Mi desazón fue en aumento, mientras escuchaba los bocinazos que en la zona norte de la Ciudad festejaban el anuncio. Me costó entender la alegría que algunos compañeros y compañeras experimentaban, así como el repentino freno a las críticas ahora que se convertía en Francisco I.
Sostenía en esos días que esto significaba el comienzo del fin de los proyectos emancipadores en América, y que este nuevo papa sería el encargado de llevar adelante la cruzada, así como un polaco (al que Francisco I ha beatificado) tomó a su cargo la estocada final contra la experiencia de “socialismo real” en la Europa de fines del Siglo XX.
Claro está que me equivoqué, pero lo preocupante es que no fue en todo. Sostengo hoy, ante la alegría inaudita que despierta el jefe de la iglesia católica apostólica romana en tantos compañeros y compañeras, que su asunción significó efectivamente el puntapié inicial para el triunfo de la avanzada conservadora en nuestro continente. No como pensé que sucedería, con él a la cabeza, sino más bien con los dirigentes populares santiguándose ante su presencia.
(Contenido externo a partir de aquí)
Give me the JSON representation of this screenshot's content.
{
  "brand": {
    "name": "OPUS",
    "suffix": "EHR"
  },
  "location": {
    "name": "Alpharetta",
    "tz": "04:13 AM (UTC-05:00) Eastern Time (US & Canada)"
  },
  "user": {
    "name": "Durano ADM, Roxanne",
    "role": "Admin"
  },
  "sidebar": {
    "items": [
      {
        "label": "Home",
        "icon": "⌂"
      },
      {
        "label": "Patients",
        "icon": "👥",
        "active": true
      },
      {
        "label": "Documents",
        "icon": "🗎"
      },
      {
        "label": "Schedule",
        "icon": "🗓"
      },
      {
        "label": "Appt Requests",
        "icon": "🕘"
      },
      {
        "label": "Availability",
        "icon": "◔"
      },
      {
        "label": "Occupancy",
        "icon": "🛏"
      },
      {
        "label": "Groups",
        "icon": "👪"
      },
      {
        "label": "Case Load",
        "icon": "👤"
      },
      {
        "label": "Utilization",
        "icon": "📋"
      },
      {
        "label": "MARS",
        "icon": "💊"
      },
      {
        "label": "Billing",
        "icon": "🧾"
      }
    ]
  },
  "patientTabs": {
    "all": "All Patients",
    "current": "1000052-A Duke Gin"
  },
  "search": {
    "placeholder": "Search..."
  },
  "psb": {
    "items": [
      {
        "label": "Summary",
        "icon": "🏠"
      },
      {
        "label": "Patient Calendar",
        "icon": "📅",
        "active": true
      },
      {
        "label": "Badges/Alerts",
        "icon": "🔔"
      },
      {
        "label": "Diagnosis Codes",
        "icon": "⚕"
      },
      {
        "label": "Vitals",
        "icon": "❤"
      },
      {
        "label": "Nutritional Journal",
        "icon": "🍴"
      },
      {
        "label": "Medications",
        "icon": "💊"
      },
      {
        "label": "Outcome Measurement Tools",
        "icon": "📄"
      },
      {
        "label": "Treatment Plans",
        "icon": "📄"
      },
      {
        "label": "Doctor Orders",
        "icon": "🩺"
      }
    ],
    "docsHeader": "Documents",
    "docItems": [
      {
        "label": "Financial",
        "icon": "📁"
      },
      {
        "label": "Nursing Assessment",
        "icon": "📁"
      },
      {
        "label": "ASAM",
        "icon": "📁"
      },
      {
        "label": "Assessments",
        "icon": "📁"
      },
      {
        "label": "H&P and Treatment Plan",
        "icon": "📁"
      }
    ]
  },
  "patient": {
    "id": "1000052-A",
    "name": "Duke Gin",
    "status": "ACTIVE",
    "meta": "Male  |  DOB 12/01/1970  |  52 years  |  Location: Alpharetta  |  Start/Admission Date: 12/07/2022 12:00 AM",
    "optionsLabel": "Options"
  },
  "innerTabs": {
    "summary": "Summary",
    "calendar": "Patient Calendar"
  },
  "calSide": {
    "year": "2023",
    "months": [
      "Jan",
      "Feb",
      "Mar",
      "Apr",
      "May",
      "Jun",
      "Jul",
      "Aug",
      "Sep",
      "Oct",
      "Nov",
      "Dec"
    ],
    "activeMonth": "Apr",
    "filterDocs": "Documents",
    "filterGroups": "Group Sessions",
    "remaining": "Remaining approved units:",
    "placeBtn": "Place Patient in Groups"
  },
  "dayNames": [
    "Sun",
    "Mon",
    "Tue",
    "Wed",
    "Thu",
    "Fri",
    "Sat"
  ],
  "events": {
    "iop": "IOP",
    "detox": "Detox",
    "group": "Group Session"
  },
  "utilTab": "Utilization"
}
Las lecturas que lo posicionan como un ala progresista y hasta de “izquierda” en el mundo de hoy, no son más que alertas de cómo se fue volviendo más conservador el continente, en su deseo por ser recibido en el Vaticano. Que Maduro viaje allí para recobrar fuerzas contra los intentos golpistas, son una clara muestra de debilidad. Otro tanto sucedió en la Argentina, donde de golpe y porrazo nos comenzó a interesar la opinión de la iglesia, algo que cuando se aprobaron las leyes de Matrimonio Igualitario o Géneros decidimos ignorar. Hoy eso sería prácticamente imposible, como parece cada día más lejano el aborto seguro, libre y gratuito; deuda impaga del kirchnerismo. Si pasa el Congreso, el veto macrista sería también franciscano.
Paradojas de la era: aún (o quizás sea precisamente por eso) con un discurso progresista, el Vaticano vuelve a frenar el impulso emancipador del continente. Más acá y más allá de Bergoglio, claro: el freno lo pusimos nosotros, incluso antes de que él hable. A los que tanto alaban a Francisco I como un transformador, harían bien en exigirle (o pedirle si es que les parece demasiada osadía) que transforme la vetusta y antidemocrática Iglesia que gobierna, dando un lugar más equitativo a las mujeres, por ejemplo, o convocando a un nuevo Concilio que adapte los dogmas al Siglo XXI. Los que critican que faltó una reforma constitucional en nuestro país para sostener las transformaciones de aquellos doce años, no pueden hacer menos para que los bellos sermones de Francisco I no queden como un mero recuerdo, cuando la institución que preside vuelva a recuperar su faceta más conocida.
O quizás tengamos mayor fortuna, y sean estas palabras nuevos errores que el tiempo se encargará de indicarme. Oremos pues. Amén.